Open whecrane opened 1 month ago

whecrane commented 1 month ago

Hello, Thank you for your nice job. I performed the MoLeR used your example successfully. When I used the sample parameter and the decoded with scaffolds, the sampled molecules are not like my scaffold. I wonder to know if I can get different molecular through the same scaffold.

Best

with load_model_from_directory(model_dir) as model: embeddings = model.encode(example_smiles) print(f"Embedding shape: {embeddings[0].shape}") decoded = model.decode(embeddings) decoded_scaffolds = model.decode(embeddings, scaffolds=["CC1C(NCC=O)=O)=O"]) sample=model.sample(10) print(f"Encoded: {example_smiles}") print(f"Decoded with scaffolds: {decoded_scaffolds}") print(f"Sample:{sample}")

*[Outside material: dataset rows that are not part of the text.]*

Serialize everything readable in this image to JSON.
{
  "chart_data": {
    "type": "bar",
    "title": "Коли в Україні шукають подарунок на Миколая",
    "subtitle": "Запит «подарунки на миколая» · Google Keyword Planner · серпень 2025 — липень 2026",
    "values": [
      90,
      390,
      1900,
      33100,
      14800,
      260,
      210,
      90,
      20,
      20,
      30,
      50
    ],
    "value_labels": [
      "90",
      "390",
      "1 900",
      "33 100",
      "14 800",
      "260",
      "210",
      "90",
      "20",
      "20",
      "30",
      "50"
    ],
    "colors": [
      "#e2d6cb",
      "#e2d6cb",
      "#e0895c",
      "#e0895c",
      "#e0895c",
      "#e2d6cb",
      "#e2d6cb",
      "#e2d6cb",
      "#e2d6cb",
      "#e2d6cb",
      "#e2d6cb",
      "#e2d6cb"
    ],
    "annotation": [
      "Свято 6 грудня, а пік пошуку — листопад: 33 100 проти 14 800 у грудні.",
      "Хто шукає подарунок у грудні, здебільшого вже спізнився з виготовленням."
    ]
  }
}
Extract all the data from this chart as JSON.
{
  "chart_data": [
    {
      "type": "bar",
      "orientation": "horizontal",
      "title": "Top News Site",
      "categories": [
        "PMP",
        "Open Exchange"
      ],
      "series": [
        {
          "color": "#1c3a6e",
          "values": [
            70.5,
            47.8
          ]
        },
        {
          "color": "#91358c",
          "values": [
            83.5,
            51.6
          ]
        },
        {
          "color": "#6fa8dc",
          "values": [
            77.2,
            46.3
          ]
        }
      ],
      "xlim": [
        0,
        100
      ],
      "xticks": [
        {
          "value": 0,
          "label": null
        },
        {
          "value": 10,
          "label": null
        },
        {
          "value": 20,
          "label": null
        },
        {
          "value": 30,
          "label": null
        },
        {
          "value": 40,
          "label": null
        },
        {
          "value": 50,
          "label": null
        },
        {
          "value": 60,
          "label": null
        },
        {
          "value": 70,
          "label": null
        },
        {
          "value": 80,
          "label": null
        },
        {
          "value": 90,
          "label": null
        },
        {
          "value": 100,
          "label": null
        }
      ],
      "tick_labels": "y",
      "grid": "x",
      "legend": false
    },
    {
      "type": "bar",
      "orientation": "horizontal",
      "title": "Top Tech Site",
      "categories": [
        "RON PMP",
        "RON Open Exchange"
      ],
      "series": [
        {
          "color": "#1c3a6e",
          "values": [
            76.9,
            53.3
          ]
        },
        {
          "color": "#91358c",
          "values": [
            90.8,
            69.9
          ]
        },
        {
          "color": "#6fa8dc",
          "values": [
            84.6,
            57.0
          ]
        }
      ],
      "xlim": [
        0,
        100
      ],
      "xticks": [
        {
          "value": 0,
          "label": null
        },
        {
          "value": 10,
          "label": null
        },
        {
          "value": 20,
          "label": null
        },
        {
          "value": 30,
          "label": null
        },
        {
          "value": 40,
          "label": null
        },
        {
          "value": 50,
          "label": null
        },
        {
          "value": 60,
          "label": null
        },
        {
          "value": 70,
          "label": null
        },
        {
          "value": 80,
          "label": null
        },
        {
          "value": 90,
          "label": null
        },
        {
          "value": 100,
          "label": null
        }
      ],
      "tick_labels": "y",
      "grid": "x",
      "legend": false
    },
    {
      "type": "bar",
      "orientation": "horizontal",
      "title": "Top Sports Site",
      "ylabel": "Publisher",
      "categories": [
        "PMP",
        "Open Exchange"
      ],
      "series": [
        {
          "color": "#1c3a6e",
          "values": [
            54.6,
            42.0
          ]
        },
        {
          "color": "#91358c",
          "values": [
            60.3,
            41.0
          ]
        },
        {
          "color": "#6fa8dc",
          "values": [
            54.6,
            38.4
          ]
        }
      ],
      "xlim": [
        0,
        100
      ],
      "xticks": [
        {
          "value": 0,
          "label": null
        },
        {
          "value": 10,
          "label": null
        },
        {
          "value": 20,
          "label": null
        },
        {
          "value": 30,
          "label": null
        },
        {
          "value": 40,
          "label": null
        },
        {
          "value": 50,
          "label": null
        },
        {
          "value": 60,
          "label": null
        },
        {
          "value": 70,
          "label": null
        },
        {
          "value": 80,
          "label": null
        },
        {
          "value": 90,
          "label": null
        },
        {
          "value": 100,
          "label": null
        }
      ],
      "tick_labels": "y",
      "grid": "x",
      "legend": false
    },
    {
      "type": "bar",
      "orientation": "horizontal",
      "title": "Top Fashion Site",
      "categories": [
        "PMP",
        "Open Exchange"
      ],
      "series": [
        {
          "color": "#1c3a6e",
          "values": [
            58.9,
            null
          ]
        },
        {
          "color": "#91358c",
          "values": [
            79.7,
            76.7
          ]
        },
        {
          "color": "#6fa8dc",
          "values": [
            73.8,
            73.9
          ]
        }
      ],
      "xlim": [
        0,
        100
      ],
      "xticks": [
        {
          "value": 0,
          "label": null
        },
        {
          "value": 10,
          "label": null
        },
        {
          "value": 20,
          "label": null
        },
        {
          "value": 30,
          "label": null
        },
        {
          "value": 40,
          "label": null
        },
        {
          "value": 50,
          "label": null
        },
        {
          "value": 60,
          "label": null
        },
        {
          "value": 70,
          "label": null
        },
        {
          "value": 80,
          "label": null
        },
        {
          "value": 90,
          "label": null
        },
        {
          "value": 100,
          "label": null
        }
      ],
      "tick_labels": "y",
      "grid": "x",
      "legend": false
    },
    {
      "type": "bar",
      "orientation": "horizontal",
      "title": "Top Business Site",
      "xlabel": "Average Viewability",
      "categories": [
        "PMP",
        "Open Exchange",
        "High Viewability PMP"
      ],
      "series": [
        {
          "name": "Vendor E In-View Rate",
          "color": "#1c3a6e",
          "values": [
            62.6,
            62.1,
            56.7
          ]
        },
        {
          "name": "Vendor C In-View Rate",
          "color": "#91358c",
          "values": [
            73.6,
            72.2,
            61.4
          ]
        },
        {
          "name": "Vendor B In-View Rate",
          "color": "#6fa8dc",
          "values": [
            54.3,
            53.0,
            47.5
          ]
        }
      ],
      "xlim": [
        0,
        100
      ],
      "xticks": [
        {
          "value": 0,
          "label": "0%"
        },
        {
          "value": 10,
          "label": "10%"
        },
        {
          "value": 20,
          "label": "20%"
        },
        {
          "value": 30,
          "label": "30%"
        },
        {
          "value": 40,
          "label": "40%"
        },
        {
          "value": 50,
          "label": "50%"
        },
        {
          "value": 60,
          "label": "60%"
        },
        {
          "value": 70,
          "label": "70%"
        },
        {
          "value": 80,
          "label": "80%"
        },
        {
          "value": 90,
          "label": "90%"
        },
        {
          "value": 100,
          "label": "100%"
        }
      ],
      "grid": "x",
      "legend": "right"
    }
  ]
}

kmaziarz commented 1 month ago

If you call sample, then you will get samples from the prior without considering any scaffold. If you want random molecules conditioned on a scaffold, you'd have to prepare embeddings that are reasonably close to having the scaffold and then decode those embeddings with the scaffold constraint via decode.

To get embeddings to decode, you could e.g. embed one molecule that has the scaffold and perturb its embeddings randomly, or you could even embed many molecules that have the scaffold and fit a mixture model to those embeddings and then sample from it. Finally, you could even take fully random embeddings and decode them with the scaffold constraint, but that may lead to low-quality results as the model may be confused if there is a large mismatch between what the embedding would decode to without the constraint vs with.

whecrane commented 1 month ago

Thank you for your advice, I think to perturb the embedding randomly will be OK. Thanks

whecrane commented 1 month ago

Hi, I followed your advice and add some noise. When I add the parameter 'scaffolds', the decoded always the same. Here is my code: with load_model_from_directory(model_dir) as model: embeddings = model.encode(example_smiles) print(f"Embedding shape: {embeddings[0].shape}") noise = np.random.normal(0, 0.5, embeddings[0].shape) noise = noise.astype(embeddings[0].dtype) noise_expand=np.expand_dims(noise,axis=0) noise_embedding = embeddings[0] + noise_expand decoded = model.decode(noise_embedding, scaffolds=["CCC"]) print(f"Decoded:{decoded}") I want to know how to use the scaffolds rightly.

Best

kmaziarz commented 1 month ago

What do you mean always the same, between executions of your script? I imagine the script may be deterministic because MoLeR code sets random seeds for various libraries like numpy. When I draw several random vectors I get varying results:

>>> noise = np.random.normal(0, 0.5, (5, embeddings[0].shape[-1]))
>>> noise = noise.astype(embeddings[0].dtype)
>>> noise_embedding = embeddings[0] + noise
>>> print(noise_embedding.shape)
(5, 512)
>>> model.decode(noise_embedding, scaffolds=["CCC"] * len(noise_embedding))
['CCC(C1=CC=CC=C1)C1=CC=CC=C1', 'CC(C)C1=CC=CC=C1', 'CCCC1=CC=CC=C1', 'CCC(C1=CC=CC=C1)C1=CC=CC=C1', 'CC(C)C1=CC=CC=C1']
whecrane commented 1 month ago

Thank you very much for your explanation, it works perfectly.